I’m calling on bigger customers to commit to simple and quick payment processes, give priority to paying small business invoices, and give practical help to their small suppliers. The win-win benefits will be huge. Larger firms get additional plaudits for their commitment to lower-impact, smaller scale business needs. Small businesses have confidence to plan and invest in their transition to a low carbon economy, and they benefit from the practical experiences shared with them by their bigger customers.
Take it a step further and you gain hero status with investors, customers and talented employees, as a firm that ‘does the right thing’: share net zero advice and best practice, pay for small suppliers to go digital or change to LED lightbulbs, or help them offset some of the initial costs of their first steps towards net zero.
Everyone wins and business relationships and supply chains are strengthened”.

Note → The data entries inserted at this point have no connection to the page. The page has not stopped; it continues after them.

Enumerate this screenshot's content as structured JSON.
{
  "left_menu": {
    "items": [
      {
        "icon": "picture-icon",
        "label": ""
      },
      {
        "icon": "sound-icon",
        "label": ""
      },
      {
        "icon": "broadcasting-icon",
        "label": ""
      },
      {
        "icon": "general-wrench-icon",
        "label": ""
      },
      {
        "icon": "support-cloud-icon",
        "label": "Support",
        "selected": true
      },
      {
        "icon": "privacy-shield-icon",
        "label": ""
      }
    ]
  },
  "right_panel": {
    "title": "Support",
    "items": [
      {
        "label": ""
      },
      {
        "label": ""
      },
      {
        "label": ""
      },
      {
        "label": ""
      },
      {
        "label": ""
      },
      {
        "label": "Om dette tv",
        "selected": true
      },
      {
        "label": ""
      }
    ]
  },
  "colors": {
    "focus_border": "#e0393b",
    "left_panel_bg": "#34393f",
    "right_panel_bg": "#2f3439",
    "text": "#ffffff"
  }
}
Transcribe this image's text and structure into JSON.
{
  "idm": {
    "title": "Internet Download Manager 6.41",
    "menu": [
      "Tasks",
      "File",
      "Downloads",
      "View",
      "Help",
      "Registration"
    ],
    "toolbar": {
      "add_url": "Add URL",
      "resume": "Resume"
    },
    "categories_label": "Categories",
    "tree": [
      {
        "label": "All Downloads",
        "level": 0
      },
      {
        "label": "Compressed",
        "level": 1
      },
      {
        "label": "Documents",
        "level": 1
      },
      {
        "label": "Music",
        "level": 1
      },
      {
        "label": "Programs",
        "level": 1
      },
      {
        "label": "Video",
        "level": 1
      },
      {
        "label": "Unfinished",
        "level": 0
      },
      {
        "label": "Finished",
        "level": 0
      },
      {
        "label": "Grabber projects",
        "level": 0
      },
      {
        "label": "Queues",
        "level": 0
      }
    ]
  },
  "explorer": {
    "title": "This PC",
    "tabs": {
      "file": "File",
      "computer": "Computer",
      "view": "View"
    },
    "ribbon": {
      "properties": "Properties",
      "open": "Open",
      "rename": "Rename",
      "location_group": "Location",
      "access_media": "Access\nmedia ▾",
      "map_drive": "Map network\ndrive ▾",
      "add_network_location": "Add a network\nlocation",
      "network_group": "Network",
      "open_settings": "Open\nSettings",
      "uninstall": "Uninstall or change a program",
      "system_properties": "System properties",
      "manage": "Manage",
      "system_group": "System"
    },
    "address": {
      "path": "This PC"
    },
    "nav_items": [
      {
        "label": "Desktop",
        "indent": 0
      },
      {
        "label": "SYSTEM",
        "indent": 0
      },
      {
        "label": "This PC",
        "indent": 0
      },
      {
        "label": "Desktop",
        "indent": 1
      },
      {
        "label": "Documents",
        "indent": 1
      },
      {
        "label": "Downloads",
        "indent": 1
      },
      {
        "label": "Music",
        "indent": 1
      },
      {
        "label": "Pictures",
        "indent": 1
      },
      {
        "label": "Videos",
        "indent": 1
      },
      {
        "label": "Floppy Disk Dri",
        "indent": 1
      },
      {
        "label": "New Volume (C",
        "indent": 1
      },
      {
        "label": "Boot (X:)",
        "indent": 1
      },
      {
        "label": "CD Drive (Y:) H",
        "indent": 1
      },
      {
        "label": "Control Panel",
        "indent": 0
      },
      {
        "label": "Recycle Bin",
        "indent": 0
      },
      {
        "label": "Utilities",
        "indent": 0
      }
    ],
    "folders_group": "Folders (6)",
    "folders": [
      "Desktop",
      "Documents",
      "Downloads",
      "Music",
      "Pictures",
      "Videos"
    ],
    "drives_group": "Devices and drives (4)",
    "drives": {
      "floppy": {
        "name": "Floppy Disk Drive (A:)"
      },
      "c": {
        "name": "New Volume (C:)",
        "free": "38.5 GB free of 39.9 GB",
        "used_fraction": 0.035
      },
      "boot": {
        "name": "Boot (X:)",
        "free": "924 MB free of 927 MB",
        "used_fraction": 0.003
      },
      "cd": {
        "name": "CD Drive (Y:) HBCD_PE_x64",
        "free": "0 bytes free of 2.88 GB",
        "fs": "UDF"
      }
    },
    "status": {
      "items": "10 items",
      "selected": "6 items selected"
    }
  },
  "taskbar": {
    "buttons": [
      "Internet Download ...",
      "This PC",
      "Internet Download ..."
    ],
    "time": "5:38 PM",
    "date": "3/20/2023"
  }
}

Contact: Ian Dexter on 0121 221 2510
Notes to Editors:
The Office of the Small Business Commissioner (OSBC) was set up by government at the end of 2017. Following growing concern about the amount of money owed to small businesses (those with fewer than 50 staff) by large business customers (businesses with more than 50 staff), the establishment of the OSBC saw steps taken to try to reduce this kind of business-to-business debt.
Established under the Enterprise Act 2016, the OSBC has the task of helping small business owners throughout the UK deal with the impact and possible consequences of poor payment practices. Some of the areas that the casework team grapple with on a day-to-day basis include overdue invoices and delays to payments, the imposition of unreasonably long contract terms and sudden changes to payment arrangements resulting from wider commercial challenges.
Through the provision of free information and advice, and a programme of lobbying and influencing large business stakeholders, the OSBC works to keep payment issues at the forefront of UK business discussions.
Currently, the powers that the Small Business Commissioner and their team have access to are focused on helping to manage disputes between small business suppliers and larger business customers. The OSBC can work as an informal mediator between parties in a dispute, as well as offering information about other kinds of financial and legal help. Not all these services are directly linked to government: the OSBC can help small businesses make connections with local and third-sector agencies as well.
The OSBC team of expert caseworkers can provide:
- • general advice and information about resolving payment disputes
- • a signposting service to further support, and to dispute resolution services through the OSBC’s own website
- • a complaints investigation service focused on incidences of poor payment practice between small businesses (those with 50 or fewer staff) and their larger business customers (those with more than 50 staff).
The OSBC has the power to make recommendations relating to these complaints and help with dispute resolution. The OSBC’s services are completely free to use, and investigations will be treated anonymously if requested.